Cockermouth Coroners Court heard he had suffered with depression for a long time and had been taking anti-depressants for around 20 years.

A statement was read out on behalf of his wife Susan which said being a GP was very demanding but Dr Clifford always tried to do the best he could. He had retired early due to his depression.

He enjoyed outdoor activities, including mountain climbing, running and cycling, which would help lift his mood. He was also a former member of Keswick Mountain Rescue.

In March 2017 Dr Clifford had stopped taking the anti-depressant Citalopram after running out of the drug while on a climbing holiday in Scotland - unbeknown to his family.

Around the same time he also began suffering with sensory neuropathy in his feet which triggered anxiety that he had Motor Neurone Disease.

His wife said he became "very preoccupied" about it and sought private medical investigations because he was so anxious.

Mrs Clifford said her husband could not have lived with any infirmity.

She said she also believed he was worried about the stigma of mental health and some of his closest friends were unaware he suffered with depression.

Dr Clifford had been receiving support from the Crisis and Resolution Home Treatment Team in the months leading up to his death.

Barbara Slater from the Home Treatment Team said he was fixated on his physical health.

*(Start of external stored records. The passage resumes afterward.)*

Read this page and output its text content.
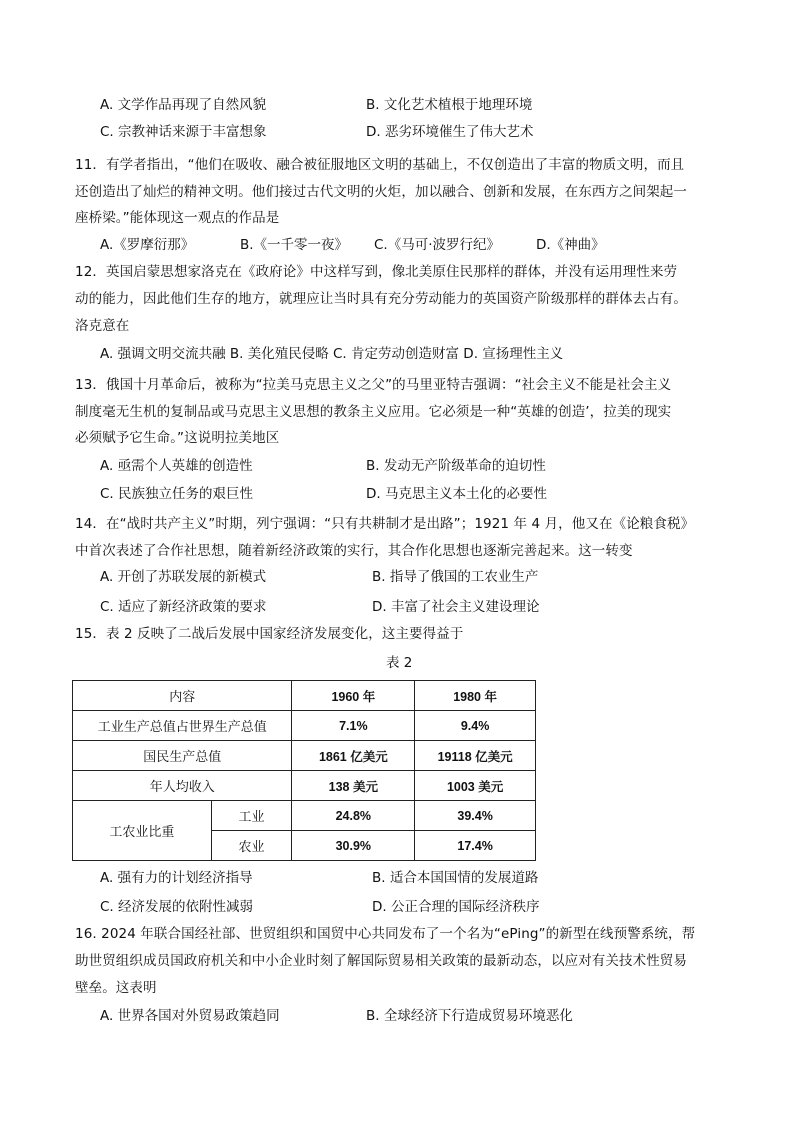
A. 文学作品再现了自然风貌	B. 文化艺术植根于地理环境
C. 宗教神话来源于丰富想象	D. 恶劣环境催生了伟大艺术
11．有学者指出，“他们在吸收、融合被征服地区文明的基础上，不仅创造出了丰富的物质文明，而且
还创造出了灿烂的精神文明。他们接过古代文明的火炬，加以融合、创新和发展，在东西方之间架起一
座桥梁。”能体现这一观点的作品是
A.《罗摩衍那》	B.《一千零一夜》 C.《马可·波罗行纪》	D.《神曲》
12．英国启蒙思想家洛克在《政府论》中这样写到，像北美原住民那样的群体，并没有运用理性来劳
动的能力，因此他们生存的地方，就理应让当时具有充分劳动能力的英国资产阶级那样的群体去占有。
洛克意在
A. 强调文明交流共融 B. 美化殖民侵略 C. 肯定劳动创造财富 D. 宣扬理性主义
13．俄国十月革命后，被称为“拉美马克思主义之父”的马里亚特吉强调：“社会主义不能是社会主义
制度毫无生机的复制品或马克思主义思想的教条主义应用。它必须是一种“英雄的创造’，拉美的现实
必须赋予它生命。”这说明拉美地区
A. 亟需个人英雄的创造性	B. 发动无产阶级革命的迫切性
C. 民族独立任务的艰巨性	D. 马克思主义本土化的必要性
14．在“战时共产主义”时期，列宁强调：“只有共耕制才是出路”；1921 年 4 月，他又在《论粮食税》
中首次表述了合作社思想，随着新经济政策的实行，其合作化思想也逐渐完善起来。这一转变
A. 开创了苏联发展的新模式	B. 指导了俄国的工农业生产
C. 适应了新经济政策的要求	D. 丰富了社会主义建设理论
15．表 2 反映了二战后发展中国家经济发展变化，这主要得益于
表 2
内容		1960 年	1980 年
工业生产总值占世界生产总值		7.1%	9.4%
国民生产总值		1861 亿美元	19118 亿美元
年人均收入		138 美元	1003 美元
工农业比重	工业	24.8%	39.4%
	农业	30.9%	17.4%
A. 强有力的计划经济指导	B. 适合本国国情的发展道路
C. 经济发展的依附性减弱	D. 公正合理的国际经济秩序
16. 2024 年联合国经社部、世贸组织和国贸中心共同发布了一个名为“ePing”的新型在线预警系统，帮
助世贸组织成员国政府机关和中小企业时刻了解国际贸易相关政策的最新动态，以应对有关技术性贸易
壁垒。这表明
A. 世界各国对外贸易政策趋同	B. 全球经济下行造成贸易环境恶化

Coroner Dr Nick Shaw said: "He is catastrophising. This is what he has done. He was worried about Motor Neurone Disease.

"Not just seeing everything as half empty but totally empty."

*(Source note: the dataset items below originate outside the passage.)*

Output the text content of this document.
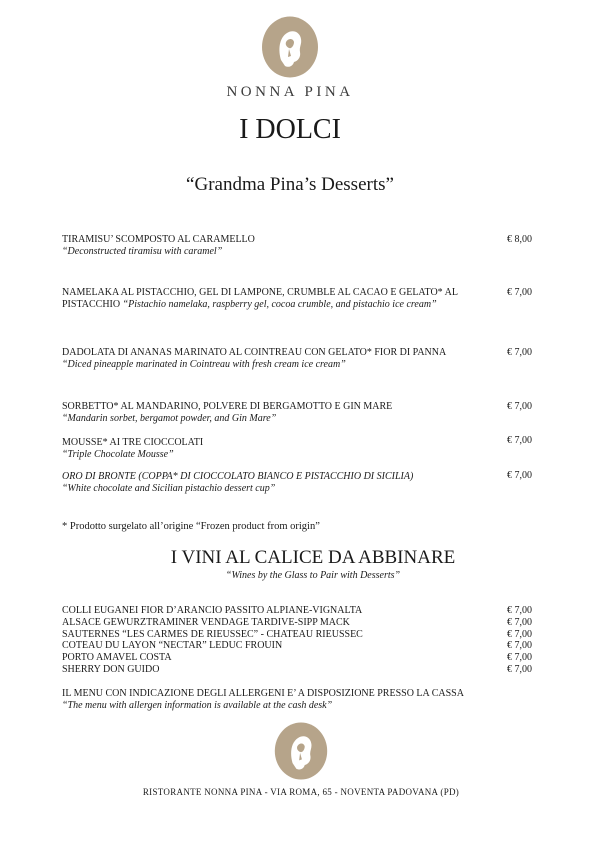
NONNA PINA
I DOLCI
“Grandma Pina’s Desserts”
TIRAMISU’ SCOMPOSTO AL CARAMELLO
“Deconstructed tiramisu with caramel”
€ 8,00
NAMELAKA AL PISTACCHIO, GEL DI LAMPONE, CRUMBLE AL CACAO E GELATO* AL PISTACCHIO “Pistachio namelaka, raspberry gel, cocoa crumble, and pistachio ice cream”
€ 7,00
DADOLATA DI ANANAS MARINATO AL COINTREAU CON GELATO* FIOR DI PANNA “Diced pineapple marinated in Cointreau with fresh cream ice cream”
€ 7,00
SORBETTO* AL MANDARINO, POLVERE DI BERGAMOTTO E GIN MARE
“Mandarin sorbet, bergamot powder, and Gin Mare”
€ 7,00
MOUSSE* AI TRE CIOCCOLATI
“Triple Chocolate Mousse”
€ 7,00
ORO DI BRONTE (COPPA* DI CIOCCOLATO BIANCO E PISTACCHIO DI SICILIA)
“White chocolate and Sicilian pistachio dessert cup”
€ 7,00
* Prodotto surgelato all’origine “Frozen product from origin”
I VINI AL CALICE DA ABBINARE
“Wines by the Glass to Pair with Desserts”
COLLI EUGANEI FIOR D’ARANCIO PASSITO ALPIANE-VIGNALTA	€ 7,00
ALSACE GEWURZTRAMINER VENDAGE TARDIVE-SIPP MACK	€ 7,00
SAUTERNES “LES CARMES DE RIEUSSEC” - CHATEAU RIEUSSEC	€ 7,00
COTEAU DU LAYON “NECTAR” LEDUC FROUIN	€ 7,00
PORTO AMAVEL COSTA	€ 7,00
SHERRY DON GUIDO	€ 7,00
IL MENU CON INDICAZIONE DEGLI ALLERGENI E’ A DISPOSIZIONE PRESSO LA CASSA
“The menu with allergen information is available at the cash desk”
RISTORANTE NONNA PINA - VIA ROMA, 65 - NOVENTA PADOVANA (PD)
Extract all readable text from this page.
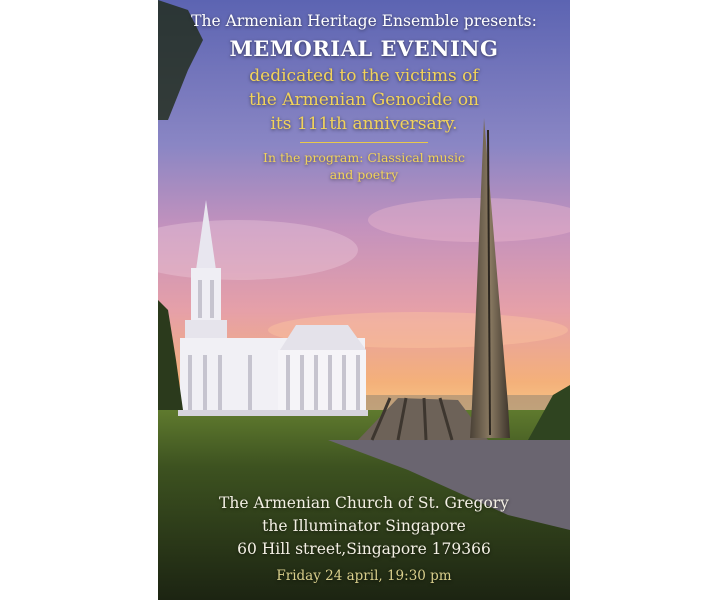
The Armenian Heritage Ensemble presents:
MEMORIAL EVENING
dedicated to the victims of
the Armenian Genocide on
its 111th anniversary.
In the program: Classical music
and poetry
The Armenian Church of St. Gregory
the Illuminator Singapore
60 Hill street,Singapore 179366
Friday 24 april, 19:30 pm
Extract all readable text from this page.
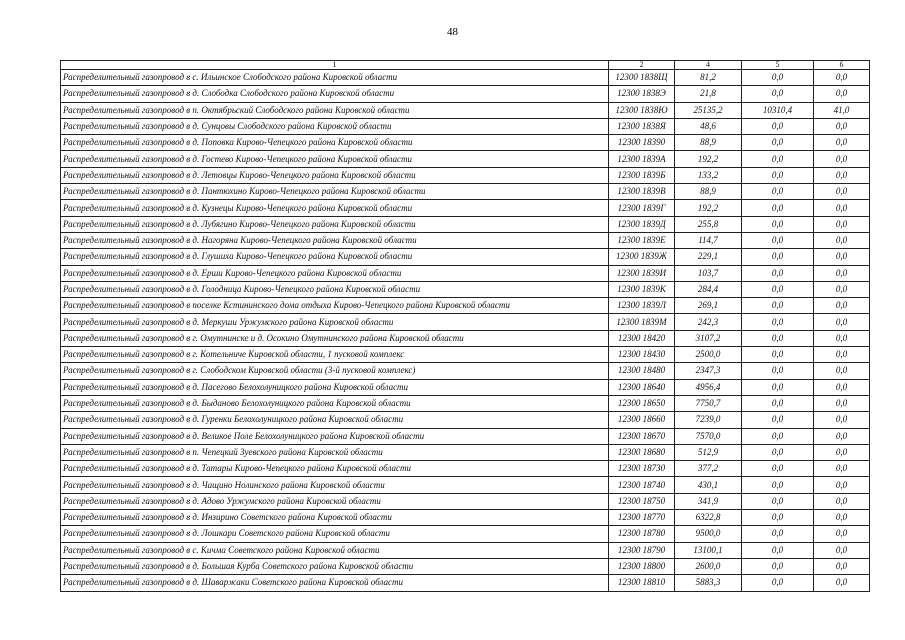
48
1	2	4	5	6
Распределительный газопровод в с. Ильинское Слободского района Кировской области	12300 1838Щ	81,2	0,0	0,0
Распределительный газопровод в д. Слободка Слободского района Кировской области	12300 1838Э	21,8	0,0	0,0
Распределительный газопровод в п. Октябрьский Слободского района Кировской области	12300 1838Ю	25135,2	10310,4	41,0
Распределительный газопровод в д. Сунцовы Слободского района Кировской области	12300 1838Я	48,6	0,0	0,0
Распределительный газопровод в д. Поповка Кирово-Чепецкого района Кировской области	12300 18390	88,9	0,0	0,0
Распределительный газопровод в д. Гостево Кирово-Чепецкого района Кировской области	12300 1839А	192,2	0,0	0,0
Распределительный газопровод в д. Летовцы Кирово-Чепецкого района Кировской области	12300 1839Б	133,2	0,0	0,0
Распределительный газопровод в д. Пантюхино Кирово-Чепецкого района Кировской области	12300 1839В	88,9	0,0	0,0
Распределительный газопровод в д. Кузнецы Кирово-Чепецкого района Кировской области	12300 1839Г	192,2	0,0	0,0
Распределительный газопровод в д. Лубягино Кирово-Чепецкого района Кировской области	12300 1839Д	255,8	0,0	0,0
Распределительный газопровод в д. Нагоряна Кирово-Чепецкого района Кировской области	12300 1839Е	114,7	0,0	0,0
Распределительный газопровод в д. Глушиха Кирово-Чепецкого района Кировской области	12300 1839Ж	229,1	0,0	0,0
Распределительный газопровод в д. Ерши Кирово-Чепецкого района Кировской области	12300 1839И	103,7	0,0	0,0
Распределительный газопровод в д. Голодница Кирово-Чепецкого района Кировской области	12300 1839К	284,4	0,0	0,0
Распределительный газопровод в поселке Кстининского дома отдыха Кирово-Чепецкого района Кировской области	12300 1839Л	269,1	0,0	0,0
Распределительный газопровод в д. Меркуши Уржумского района Кировской области	12300 1839М	242,3	0,0	0,0
Распределительный газопровод в г. Омутнинске и д. Осокино Омутнинского района Кировской области	12300 18420	3107,2	0,0	0,0
Распределительный газопровод в г. Котельниче Кировской области, 1 пусковой комплекс	12300 18430	2500,0	0,0	0,0
Распределительный газопровод в г. Слободском Кировской области (3-й пусковой комплекс)	12300 18480	2347,3	0,0	0,0
Распределительный газопровод в д. Пасегово Белохолуницкого района Кировской области	12300 18640	4956,4	0,0	0,0
Распределительный газопровод в д. Быданово Белохолуницкого района Кировской области	12300 18650	7750,7	0,0	0,0
Распределительный газопровод в д. Гуренки Белохолуницкого района Кировской области	12300 18660	7239,0	0,0	0,0
Распределительный газопровод в д. Великое Поле Белохолуницкого района Кировской области	12300 18670	7570,0	0,0	0,0
Распределительный газопровод в п. Чепецкий Зуевского района Кировской области	12300 18680	512,9	0,0	0,0
Распределительный газопровод в д. Татары Кирово-Чепецкого района Кировской области	12300 18730	377,2	0,0	0,0
Распределительный газопровод в д. Чащино Нолинского района Кировской области	12300 18740	430,1	0,0	0,0
Распределительный газопровод в д. Адово Уржумского района Кировской области	12300 18750	341,9	0,0	0,0
Распределительный газопровод в д. Инзирино Советского района Кировской области	12300 18770	6322,8	0,0	0,0
Распределительный газопровод в д. Лошкари Советского района Кировской области	12300 18780	9500,0	0,0	0,0
Распределительный газопровод в с. Кичма Советского района Кировской области	12300 18790	13100,1	0,0	0,0
Распределительный газопровод в д. Большая Курба Советского района Кировской области	12300 18800	2600,0	0,0	0,0
Распределительный газопровод в д. Шаваржаки Советского района Кировской области	12300 18810	5883,3	0,0	0,0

Dr Shaw said a post mortem report showed he was "exceptionally normal" for a man of his age and he was in really good condition.

Dr Clifford was found hanged in his garden.The coroner concluded that he had died by suicide.

"This is such a sad case. He was clearly an outdoors man, a fells man, very physically active, equally troubled over the years by depression since he was a medical student. Medicine is a stressful occupation. I suspect he was someone who didn't show it but he did take treatment for a long time.

"Maybe he thought he no longer needed it now he was retired. Two or three months after he stopped things started to go wrong.

"He was a gentleman who was very fit. He could still go out and ride his bike for over an hour. Nothing could convince him that he wasn't physically well. That was due to the depression.

"I find no criticism of the mental health services. It's difficult looking after doctors. They are very very bad patients.

"Ultimately for whatever reason on that final day something just clicked and he put his thoughts into action. I don't think it was predictable.

"There's no other appropriate conclusion. Adrian took his own life as a result of depression and ongoing worries about his physical state of health.

"It's just a very sad case for a gentleman who as a doctor looked after the community well that his depressive illness should catch up with him at a time in retirement when he should have been taking a well-earned rest. He should still be up on the hills somewhere."

Dr Clifford was born in Coventry in 1955. He studied medicine at Edinburgh University. He married his wife, Susan in 1984 and they had two daughters Amie and Sarah. They later moved to Keswick and Dr Clifford practiced at the Bank Street Surgery until he retired in 2013.